Llegó la carta con la respuesta afirmativa: “Papá tardó tanto en hablar que parecía que estaba contando las motas de polvo.”
“[…] Rose bajó del tren para educarnos a los cuatro de tantas maneras.”
Rose no venía sola, su hermano Morris la acompañaba, habían tenido que dejar su elegante "Stetson", de color marrón canguro, como prenda ante el revisor porque no tenían dinero para pagar su billete.
El azar va a querer que Morrie, como lo llamarían, se convirtiera en el nuevo maestro, el señor Morgan. La misma persona y tres nombres. ¿Quién era de verdad?
Es un docente que controla, seduce, improvisa…La escuela unitaria adquiría porosidad cuando lo que se explicaba para un curso no pasaba inadvertido a los demás. “[…] decidía las lecciones apenas unos segundos antes de impartirlas a diestra y siniestra, a lo largo del agotador sistema que reunía a los ocho cursos en una sola clase.” “Con los mismos juegos malabares que en su primer día como maestro, nos abrió las puertas al nuevo año de 1910”.
Paul Milliron recurre a la memoria y a sus sueños, donde la vida se filtraba, para reconstruir todo aquello.
En Una temporada para silbar silban los cisnes que emigran, silba bajito Rose cuando realiza sus tareas, Toby querrá aprender a silbar como ella.

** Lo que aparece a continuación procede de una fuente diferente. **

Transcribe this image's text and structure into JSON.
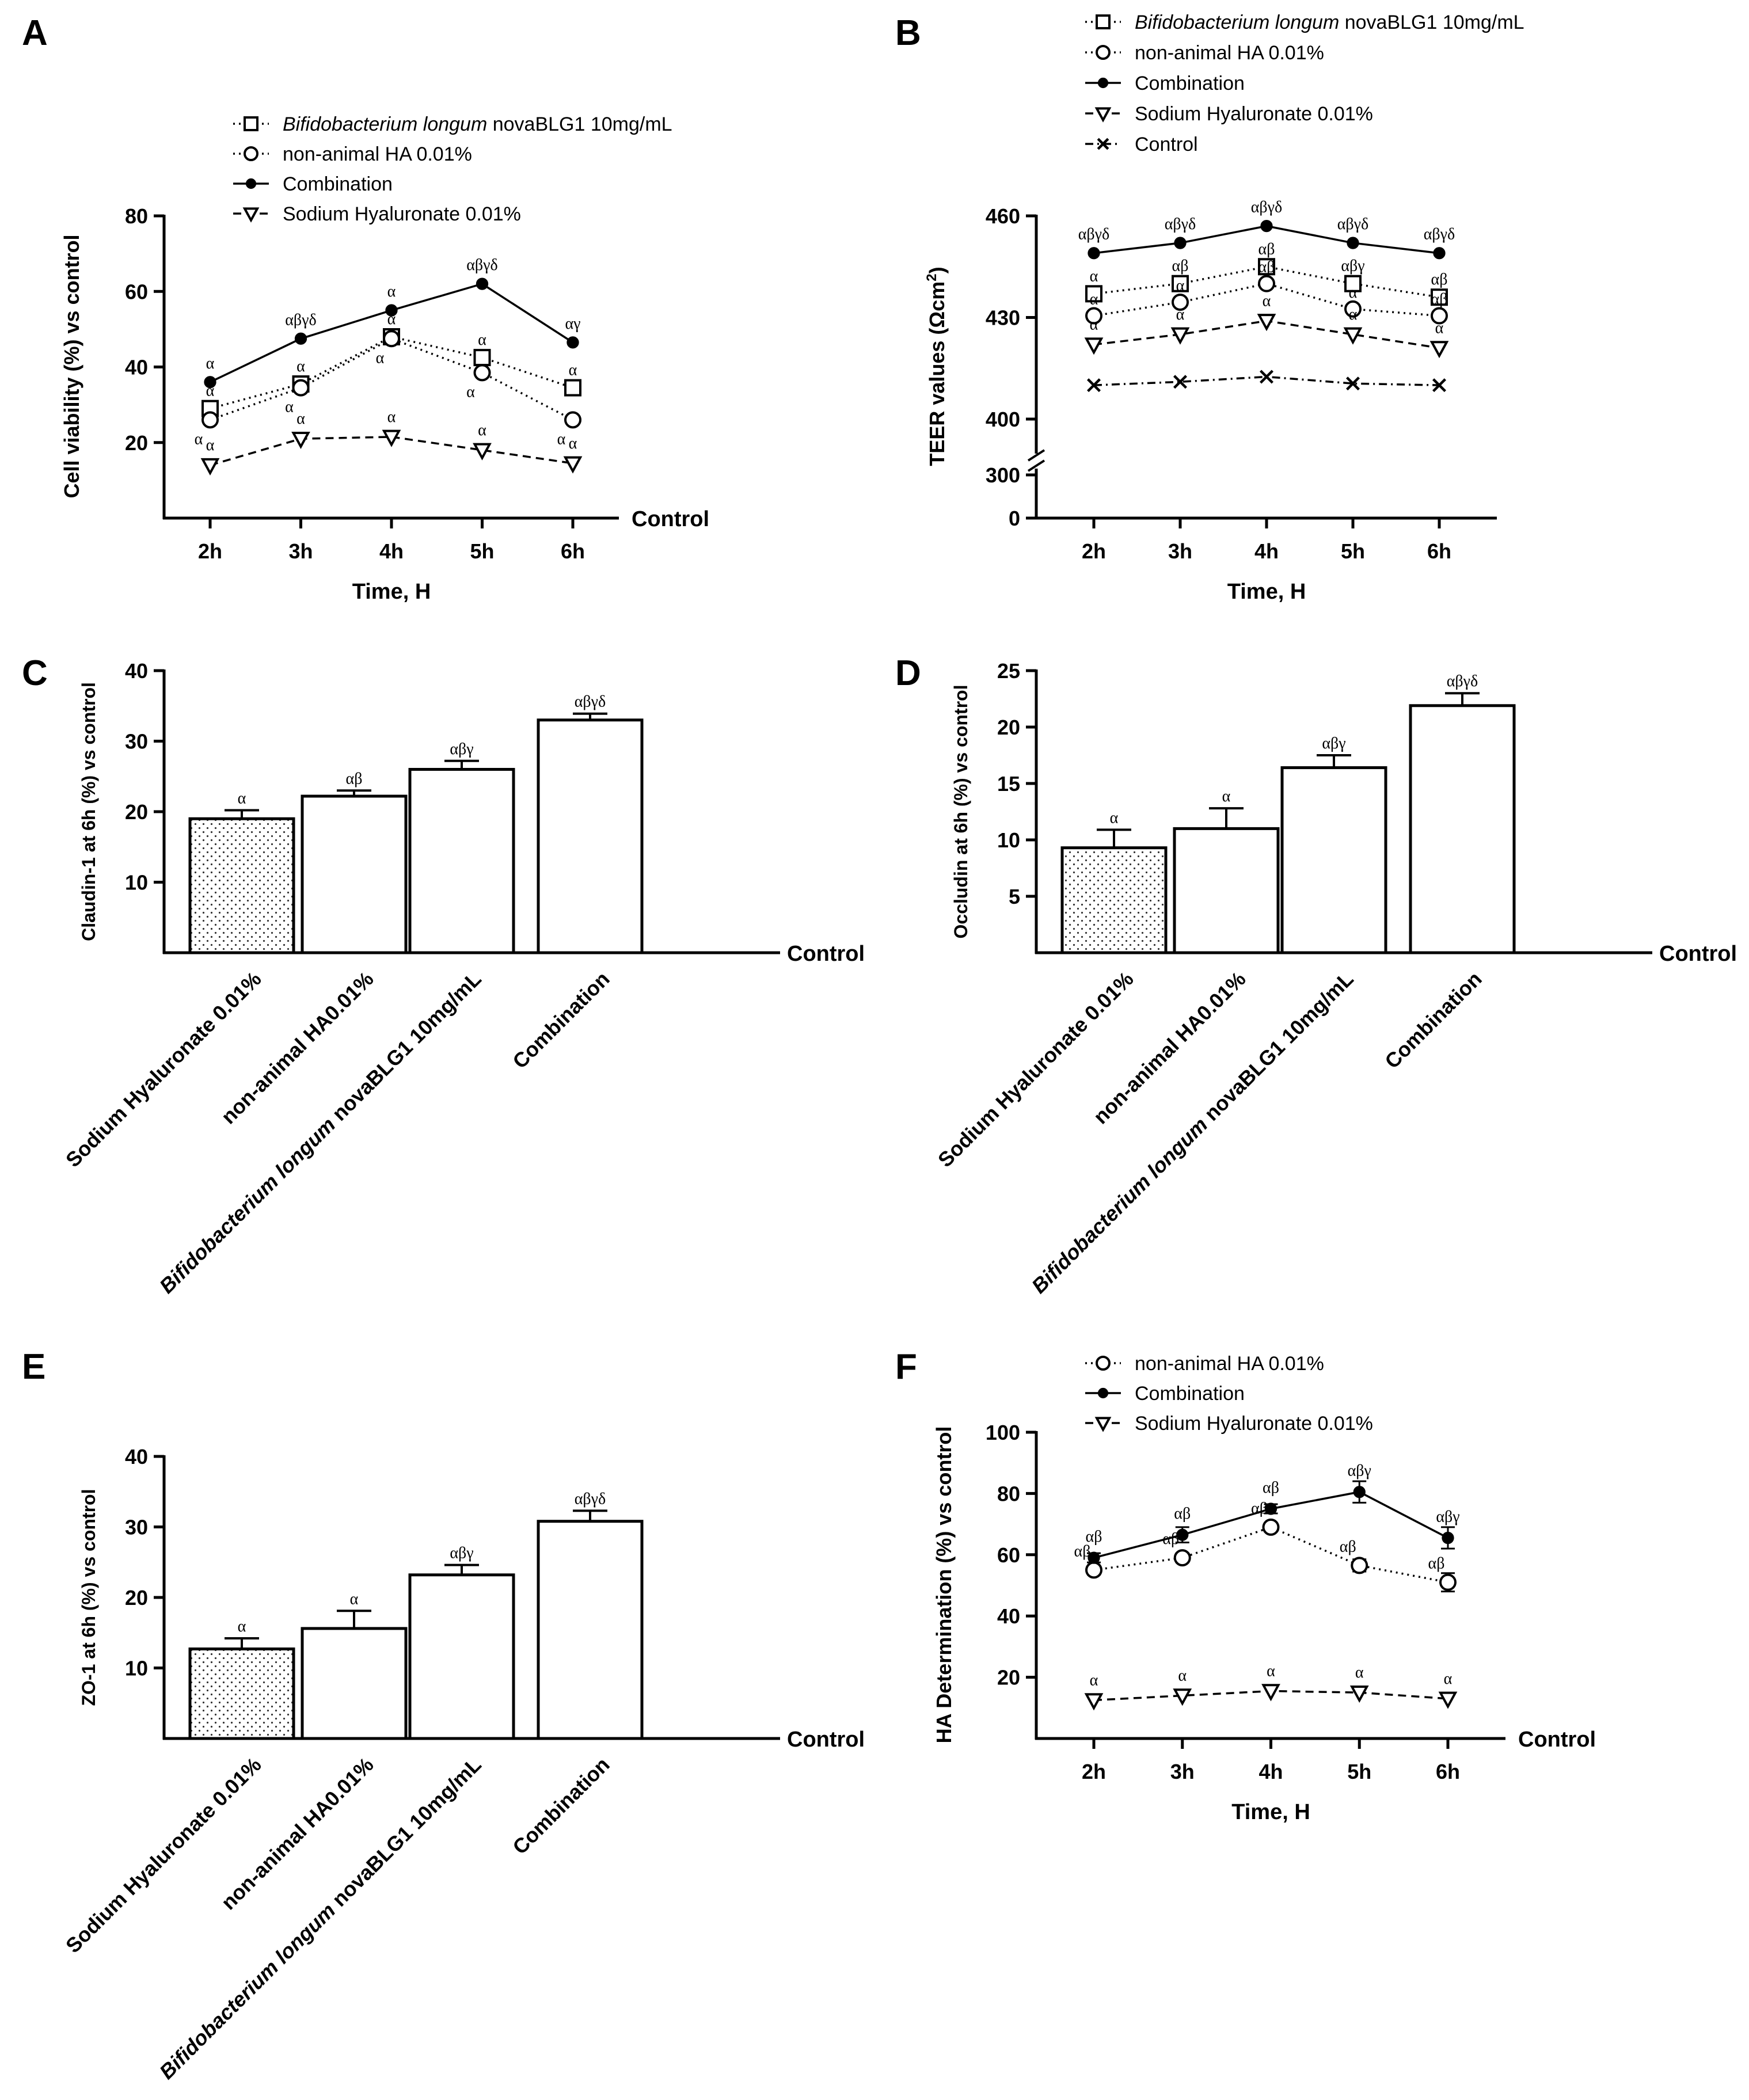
{
  "figure": {
    "panels": [
      "A",
      "B",
      "C",
      "D",
      "E",
      "F"
    ]
  },
  "chart_data": [
    {
      "panel": "A",
      "type": "line",
      "title": "",
      "xlabel": "Time, H",
      "ylabel": "Cell viability (%) vs control",
      "baseline_label": "Control",
      "categories": [
        "2h",
        "3h",
        "4h",
        "5h",
        "6h"
      ],
      "ylim": [
        0,
        80
      ],
      "yticks": [
        20,
        40,
        60,
        80
      ],
      "legend": [
        {
          "italic": "Bifidobacterium longum",
          "text": " novaBLG1 10mg/mL",
          "marker": "square-open",
          "line": "dotted"
        },
        {
          "italic": "",
          "text": "non-animal HA 0.01%",
          "marker": "circle-open",
          "line": "dotted"
        },
        {
          "italic": "",
          "text": "Combination",
          "marker": "circle-filled",
          "line": "solid"
        },
        {
          "italic": "",
          "text": "Sodium Hyaluronate 0.01%",
          "marker": "triangle-down-open",
          "line": "dashed"
        }
      ],
      "series": [
        {
          "name": "Bifidobacterium longum novaBLG1 10mg/mL",
          "marker": "square-open",
          "line": "dotted",
          "values": [
            29,
            35.5,
            48,
            42.5,
            34.5
          ],
          "annotations": [
            "α",
            "α",
            "α",
            "α",
            "α"
          ]
        },
        {
          "name": "non-animal HA 0.01%",
          "marker": "circle-open",
          "line": "dotted",
          "values": [
            26,
            34.5,
            47.5,
            38.5,
            26
          ],
          "annotations": [
            "α",
            "α",
            "α",
            "α",
            "α"
          ]
        },
        {
          "name": "Combination",
          "marker": "circle-filled",
          "line": "solid",
          "values": [
            36,
            47.5,
            55,
            62,
            46.5
          ],
          "annotations": [
            "α",
            "αβγδ",
            "α",
            "αβγδ",
            "αγ"
          ]
        },
        {
          "name": "Sodium Hyaluronate 0.01%",
          "marker": "triangle-down-open",
          "line": "dashed",
          "values": [
            14,
            21,
            21.5,
            18,
            14.5
          ],
          "annotations": [
            "α",
            "α",
            "α",
            "α",
            "α"
          ]
        }
      ]
    },
    {
      "panel": "B",
      "type": "line",
      "title": "",
      "xlabel": "Time, H",
      "ylabel_main": "TEER values (Ωcm",
      "ylabel_sup": "2",
      "ylabel_end": ")",
      "baseline_label": "",
      "categories": [
        "2h",
        "3h",
        "4h",
        "5h",
        "6h"
      ],
      "ylim": [
        380,
        460
      ],
      "broken_axis": true,
      "yticks": [
        400,
        430,
        460
      ],
      "yticks_lower": [
        0,
        300
      ],
      "legend": [
        {
          "italic": "Bifidobacterium longum",
          "text": " novaBLG1 10mg/mL",
          "marker": "square-open",
          "line": "dotted"
        },
        {
          "italic": "",
          "text": "non-animal HA 0.01%",
          "marker": "circle-open",
          "line": "dotted"
        },
        {
          "italic": "",
          "text": "Combination",
          "marker": "circle-filled",
          "line": "solid"
        },
        {
          "italic": "",
          "text": "Sodium Hyaluronate 0.01%",
          "marker": "triangle-down-open",
          "line": "dashed"
        },
        {
          "italic": "",
          "text": "Control",
          "marker": "x",
          "line": "dashdot"
        }
      ],
      "series": [
        {
          "name": "Bifidobacterium longum novaBLG1 10mg/mL",
          "marker": "square-open",
          "line": "dotted",
          "values": [
            437,
            440,
            445,
            440,
            436
          ],
          "annotations": [
            "α",
            "αβ",
            "αβ",
            "αβγ",
            "αβ"
          ]
        },
        {
          "name": "non-animal HA 0.01%",
          "marker": "circle-open",
          "line": "dotted",
          "values": [
            430.5,
            434.5,
            440,
            432.5,
            430.5
          ],
          "annotations": [
            "α",
            "α",
            "αβ",
            "α",
            "αβ"
          ]
        },
        {
          "name": "Combination",
          "marker": "circle-filled",
          "line": "solid",
          "values": [
            449,
            452,
            457,
            452,
            449
          ],
          "annotations": [
            "αβγδ",
            "αβγδ",
            "αβγδ",
            "αβγδ",
            "αβγδ"
          ]
        },
        {
          "name": "Sodium Hyaluronate 0.01%",
          "marker": "triangle-down-open",
          "line": "dashed",
          "values": [
            422,
            425,
            429,
            425,
            421
          ],
          "annotations": [
            "α",
            "α",
            "α",
            "α",
            "α"
          ]
        },
        {
          "name": "Control",
          "marker": "x",
          "line": "dashdot",
          "values": [
            410,
            411,
            412.5,
            410.5,
            410
          ],
          "annotations": [
            "",
            "",
            "",
            "",
            ""
          ]
        }
      ]
    },
    {
      "panel": "C",
      "type": "bar",
      "ylabel": "Claudin-1 at 6h (%) vs control",
      "baseline_label": "Control",
      "ylim": [
        0,
        40
      ],
      "yticks": [
        10,
        20,
        30,
        40
      ],
      "categories": [
        {
          "italic": "",
          "text": "Sodium Hyaluronate 0.01%"
        },
        {
          "italic": "",
          "text": "non-animal HA0.01%"
        },
        {
          "italic": "Bifidobacterium longum",
          "text": " novaBLG1 10mg/mL"
        },
        {
          "italic": "",
          "text": "Combination"
        }
      ],
      "values": [
        19,
        22.2,
        26,
        33
      ],
      "errors": [
        1.2,
        0.8,
        1.2,
        0.9
      ],
      "annotations": [
        "α",
        "αβ",
        "αβγ",
        "αβγδ"
      ],
      "fills": [
        "dotted",
        "white",
        "white",
        "white"
      ]
    },
    {
      "panel": "D",
      "type": "bar",
      "ylabel": "Occludin at 6h (%) vs control",
      "baseline_label": "Control",
      "ylim": [
        0,
        25
      ],
      "yticks": [
        5,
        10,
        15,
        20,
        25
      ],
      "categories": [
        {
          "italic": "",
          "text": "Sodium Hyaluronate 0.01%"
        },
        {
          "italic": "",
          "text": "non-animal HA0.01%"
        },
        {
          "italic": "Bifidobacterium longum",
          "text": " novaBLG1 10mg/mL"
        },
        {
          "italic": "",
          "text": "Combination"
        }
      ],
      "values": [
        9.3,
        11,
        16.4,
        21.9
      ],
      "errors": [
        1.6,
        1.8,
        1.1,
        1.1
      ],
      "annotations": [
        "α",
        "α",
        "αβγ",
        "αβγδ"
      ],
      "fills": [
        "dotted",
        "white",
        "white",
        "white"
      ]
    },
    {
      "panel": "E",
      "type": "bar",
      "ylabel": "ZO-1 at 6h (%) vs control",
      "baseline_label": "Control",
      "ylim": [
        0,
        40
      ],
      "yticks": [
        10,
        20,
        30,
        40
      ],
      "categories": [
        {
          "italic": "",
          "text": "Sodium Hyaluronate 0.01%"
        },
        {
          "italic": "",
          "text": "non-animal HA0.01%"
        },
        {
          "italic": "Bifidobacterium longum",
          "text": " novaBLG1 10mg/mL"
        },
        {
          "italic": "",
          "text": "Combination"
        }
      ],
      "values": [
        12.7,
        15.6,
        23.2,
        30.8
      ],
      "errors": [
        1.5,
        2.5,
        1.4,
        1.5
      ],
      "annotations": [
        "α",
        "α",
        "αβγ",
        "αβγδ"
      ],
      "fills": [
        "dotted",
        "white",
        "white",
        "white"
      ]
    },
    {
      "panel": "F",
      "type": "line",
      "title": "",
      "xlabel": "Time, H",
      "ylabel": "HA Determination (%) vs control",
      "baseline_label": "Control",
      "categories": [
        "2h",
        "3h",
        "4h",
        "5h",
        "6h"
      ],
      "ylim": [
        0,
        100
      ],
      "yticks": [
        20,
        40,
        60,
        80,
        100
      ],
      "legend": [
        {
          "italic": "",
          "text": "non-animal HA 0.01%",
          "marker": "circle-open",
          "line": "dotted"
        },
        {
          "italic": "",
          "text": "Combination",
          "marker": "circle-filled",
          "line": "solid"
        },
        {
          "italic": "",
          "text": "Sodium Hyaluronate 0.01%",
          "marker": "triangle-down-open",
          "line": "dashed"
        }
      ],
      "series": [
        {
          "name": "non-animal HA 0.01%",
          "marker": "circle-open",
          "line": "dotted",
          "values": [
            55,
            59,
            69,
            56.5,
            51
          ],
          "errors": [
            1.5,
            1.5,
            1.5,
            2,
            3
          ],
          "annotations": [
            "αβ",
            "αβ",
            "αβ",
            "αβ",
            "αβ"
          ]
        },
        {
          "name": "Combination",
          "marker": "circle-filled",
          "line": "solid",
          "values": [
            59,
            66.5,
            75,
            80.5,
            65.5
          ],
          "errors": [
            1.5,
            2.5,
            1.5,
            3.5,
            3.5
          ],
          "annotations": [
            "αβ",
            "αβ",
            "αβ",
            "αβγ",
            "αβγ"
          ]
        },
        {
          "name": "Sodium Hyaluronate 0.01%",
          "marker": "triangle-down-open",
          "line": "dashed",
          "values": [
            12.5,
            14,
            15.5,
            15,
            13
          ],
          "errors": [
            0,
            0,
            0,
            0,
            0
          ],
          "annotations": [
            "α",
            "α",
            "α",
            "α",
            "α"
          ]
        }
      ]
    }
  ]
}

Silbaremos nosotros cuando sepamos toda la verdad sobre los dos hermanos. Muchos de los detalles que se han dejado caer como chinitas a lo largo de las páginas, se alzarán al final con forma de anticipación.
Nunca perdáis de vista que estamos a merced de las palabras. Son ellas las que deciden cómo se escriben y qué significan- dirá el maestro. Qué verdad será al final, cuando lo que Paul vivió de niño condicione su decisión de político.